Perceba aqui que o agravante não é apenas uma situação ruim que ele passou, mas antes foi se agarrar ao discurso de que é possível e necessário ser feliz a todo momento independente da situação e não olhar para dentro de si e buscar ver o que precisava ser curado.
O indivíduo nessa situação deve entender que aquilo que ele precisa no momento é olhar para dentro, se reconhecer, passar pelo processo inteiro, mesmo que doloroso, de cura e só então ele vai estar disponível emocionalmente pois assim ele vai estar completo em si mesmo, aí então ele poderá encontrar mais facilmente recompensas mais duradouras. Mas apenas adiando a recompensa imediata.
É possível atingir um equilíbrio?
Sabendo que existe uma linha tênue entre o querer e o poder, e que há múltiplos fatores que dificultam nossa imediata recompensa a desejos, é possível atingir um equilíbrio?
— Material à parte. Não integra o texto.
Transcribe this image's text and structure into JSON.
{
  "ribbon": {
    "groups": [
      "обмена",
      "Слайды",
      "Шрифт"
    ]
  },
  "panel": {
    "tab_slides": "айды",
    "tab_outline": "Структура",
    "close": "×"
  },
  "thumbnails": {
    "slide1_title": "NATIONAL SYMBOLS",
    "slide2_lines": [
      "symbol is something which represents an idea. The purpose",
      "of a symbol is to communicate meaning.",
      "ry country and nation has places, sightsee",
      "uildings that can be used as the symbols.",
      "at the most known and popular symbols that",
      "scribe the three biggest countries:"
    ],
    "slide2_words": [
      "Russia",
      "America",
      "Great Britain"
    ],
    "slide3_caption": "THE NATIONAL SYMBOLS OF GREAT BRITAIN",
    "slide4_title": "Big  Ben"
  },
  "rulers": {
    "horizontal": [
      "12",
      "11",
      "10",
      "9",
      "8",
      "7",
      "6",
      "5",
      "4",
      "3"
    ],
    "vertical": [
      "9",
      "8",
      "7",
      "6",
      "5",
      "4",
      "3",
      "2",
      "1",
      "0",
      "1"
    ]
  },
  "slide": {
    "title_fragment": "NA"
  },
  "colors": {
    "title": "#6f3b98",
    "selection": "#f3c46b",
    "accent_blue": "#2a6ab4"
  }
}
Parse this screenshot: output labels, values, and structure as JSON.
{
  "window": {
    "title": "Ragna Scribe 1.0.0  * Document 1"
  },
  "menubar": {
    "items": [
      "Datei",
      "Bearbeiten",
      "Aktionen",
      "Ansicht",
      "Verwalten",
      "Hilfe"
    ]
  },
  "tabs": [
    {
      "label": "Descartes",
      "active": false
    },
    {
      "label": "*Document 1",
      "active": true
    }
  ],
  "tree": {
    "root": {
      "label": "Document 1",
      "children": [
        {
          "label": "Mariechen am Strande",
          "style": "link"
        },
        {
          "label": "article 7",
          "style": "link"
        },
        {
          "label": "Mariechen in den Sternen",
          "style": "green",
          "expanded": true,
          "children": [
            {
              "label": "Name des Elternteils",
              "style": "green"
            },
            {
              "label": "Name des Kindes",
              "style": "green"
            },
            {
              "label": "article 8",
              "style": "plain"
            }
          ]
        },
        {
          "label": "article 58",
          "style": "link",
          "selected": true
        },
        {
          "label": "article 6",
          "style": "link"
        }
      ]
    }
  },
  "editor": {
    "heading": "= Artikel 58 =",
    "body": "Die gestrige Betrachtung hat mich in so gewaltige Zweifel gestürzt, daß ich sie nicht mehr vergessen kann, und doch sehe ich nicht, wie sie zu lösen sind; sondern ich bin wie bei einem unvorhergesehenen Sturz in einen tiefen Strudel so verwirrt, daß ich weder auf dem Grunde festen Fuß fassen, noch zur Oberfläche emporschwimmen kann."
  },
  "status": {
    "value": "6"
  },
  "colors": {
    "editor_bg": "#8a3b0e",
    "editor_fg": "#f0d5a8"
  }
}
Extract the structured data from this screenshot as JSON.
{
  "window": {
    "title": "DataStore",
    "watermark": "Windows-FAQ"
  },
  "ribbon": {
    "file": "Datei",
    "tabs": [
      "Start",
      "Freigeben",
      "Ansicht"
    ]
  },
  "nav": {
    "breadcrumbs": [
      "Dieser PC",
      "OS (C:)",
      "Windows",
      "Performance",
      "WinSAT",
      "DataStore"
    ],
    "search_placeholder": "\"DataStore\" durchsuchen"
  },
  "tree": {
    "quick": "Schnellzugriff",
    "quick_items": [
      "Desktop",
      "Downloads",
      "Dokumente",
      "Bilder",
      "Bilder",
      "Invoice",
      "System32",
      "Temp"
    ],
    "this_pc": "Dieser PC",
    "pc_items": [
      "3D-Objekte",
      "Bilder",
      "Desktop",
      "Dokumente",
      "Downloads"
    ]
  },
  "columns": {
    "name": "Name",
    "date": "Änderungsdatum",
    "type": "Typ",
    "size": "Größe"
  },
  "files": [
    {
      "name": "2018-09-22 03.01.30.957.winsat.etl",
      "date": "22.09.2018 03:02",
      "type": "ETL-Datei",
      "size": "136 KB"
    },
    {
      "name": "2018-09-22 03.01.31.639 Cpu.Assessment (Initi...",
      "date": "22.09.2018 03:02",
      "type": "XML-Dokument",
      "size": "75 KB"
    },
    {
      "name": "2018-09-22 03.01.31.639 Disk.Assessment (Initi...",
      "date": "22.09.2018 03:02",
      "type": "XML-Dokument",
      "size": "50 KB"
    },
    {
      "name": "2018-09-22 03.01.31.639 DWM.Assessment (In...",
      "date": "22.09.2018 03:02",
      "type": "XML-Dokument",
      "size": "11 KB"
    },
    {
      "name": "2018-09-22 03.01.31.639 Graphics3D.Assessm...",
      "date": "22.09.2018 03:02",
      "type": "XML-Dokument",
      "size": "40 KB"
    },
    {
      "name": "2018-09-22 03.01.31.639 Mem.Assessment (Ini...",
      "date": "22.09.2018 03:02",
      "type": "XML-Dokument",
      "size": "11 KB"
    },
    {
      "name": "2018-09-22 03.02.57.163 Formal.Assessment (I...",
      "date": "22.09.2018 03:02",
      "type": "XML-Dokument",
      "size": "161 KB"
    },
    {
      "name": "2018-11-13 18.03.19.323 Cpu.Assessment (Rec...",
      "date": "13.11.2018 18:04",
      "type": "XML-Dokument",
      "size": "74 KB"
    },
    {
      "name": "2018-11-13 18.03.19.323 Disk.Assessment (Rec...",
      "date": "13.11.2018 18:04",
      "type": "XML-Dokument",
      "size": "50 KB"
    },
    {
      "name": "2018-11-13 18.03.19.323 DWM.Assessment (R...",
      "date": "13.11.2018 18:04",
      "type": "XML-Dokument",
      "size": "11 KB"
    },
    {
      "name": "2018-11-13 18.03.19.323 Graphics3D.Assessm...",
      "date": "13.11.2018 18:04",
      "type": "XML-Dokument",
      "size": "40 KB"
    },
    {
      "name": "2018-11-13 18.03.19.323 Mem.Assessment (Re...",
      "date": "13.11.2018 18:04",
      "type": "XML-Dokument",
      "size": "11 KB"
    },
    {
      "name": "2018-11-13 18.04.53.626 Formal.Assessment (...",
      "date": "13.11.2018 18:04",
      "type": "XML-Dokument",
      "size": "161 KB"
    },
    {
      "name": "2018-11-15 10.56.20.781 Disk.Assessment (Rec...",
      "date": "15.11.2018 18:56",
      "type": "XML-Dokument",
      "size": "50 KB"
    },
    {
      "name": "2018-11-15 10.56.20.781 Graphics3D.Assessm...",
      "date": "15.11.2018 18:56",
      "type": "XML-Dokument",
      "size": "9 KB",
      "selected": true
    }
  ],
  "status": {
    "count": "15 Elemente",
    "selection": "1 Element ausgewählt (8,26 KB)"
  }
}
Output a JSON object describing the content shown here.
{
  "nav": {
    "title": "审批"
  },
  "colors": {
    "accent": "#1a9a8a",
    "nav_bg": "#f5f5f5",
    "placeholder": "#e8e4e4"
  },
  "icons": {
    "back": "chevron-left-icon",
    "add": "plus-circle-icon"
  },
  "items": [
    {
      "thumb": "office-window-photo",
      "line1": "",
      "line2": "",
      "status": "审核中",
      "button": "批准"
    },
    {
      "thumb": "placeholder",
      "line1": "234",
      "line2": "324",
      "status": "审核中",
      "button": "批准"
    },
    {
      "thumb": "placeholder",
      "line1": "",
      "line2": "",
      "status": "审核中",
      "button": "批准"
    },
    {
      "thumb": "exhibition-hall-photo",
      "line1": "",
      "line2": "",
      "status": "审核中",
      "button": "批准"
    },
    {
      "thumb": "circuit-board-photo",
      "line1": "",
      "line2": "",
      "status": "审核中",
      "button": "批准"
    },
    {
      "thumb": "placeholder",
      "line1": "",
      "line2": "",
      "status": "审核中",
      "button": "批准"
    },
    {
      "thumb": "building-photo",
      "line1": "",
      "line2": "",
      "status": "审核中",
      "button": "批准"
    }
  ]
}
Sim! Como tudo na vida há dois lados, aqui há também a possibilidade de um balanceamento.
A sociedade imediatista de hoje pode parecer não aceitar muito bem a proposta de adiamento de uma recompensa em virtude de outra, não obstante a isso essa racionalização é bastante necessária na busca por objetivos, assim como o reconhecimento de barreiras. Quando reconhecemos aquilo que nos impede nós podemos ter em mãos meios de eliminar esses empecilhos ou buscar um outro meio de satisfação.
Reconhecemos também que bastantes coisas dependem quase que 100% de nossa força de vontade, contudo sabemos que essa força de vontade não é algo que surja do nada, mas antes disso é algo que depende de nosso psicológico. O equilíbrio consiste em elaborar bem nossas defesas a ponto de que, ao determinar essas três situações, reconhecer nossas limitações pessoais e saber o que deve ser feito, o que vier a seguir não seja um sentimento de melancolia ou frustração, mas sim de determinação ou até mesmo de felicidade por aprendermos a lidar com nós mesmos.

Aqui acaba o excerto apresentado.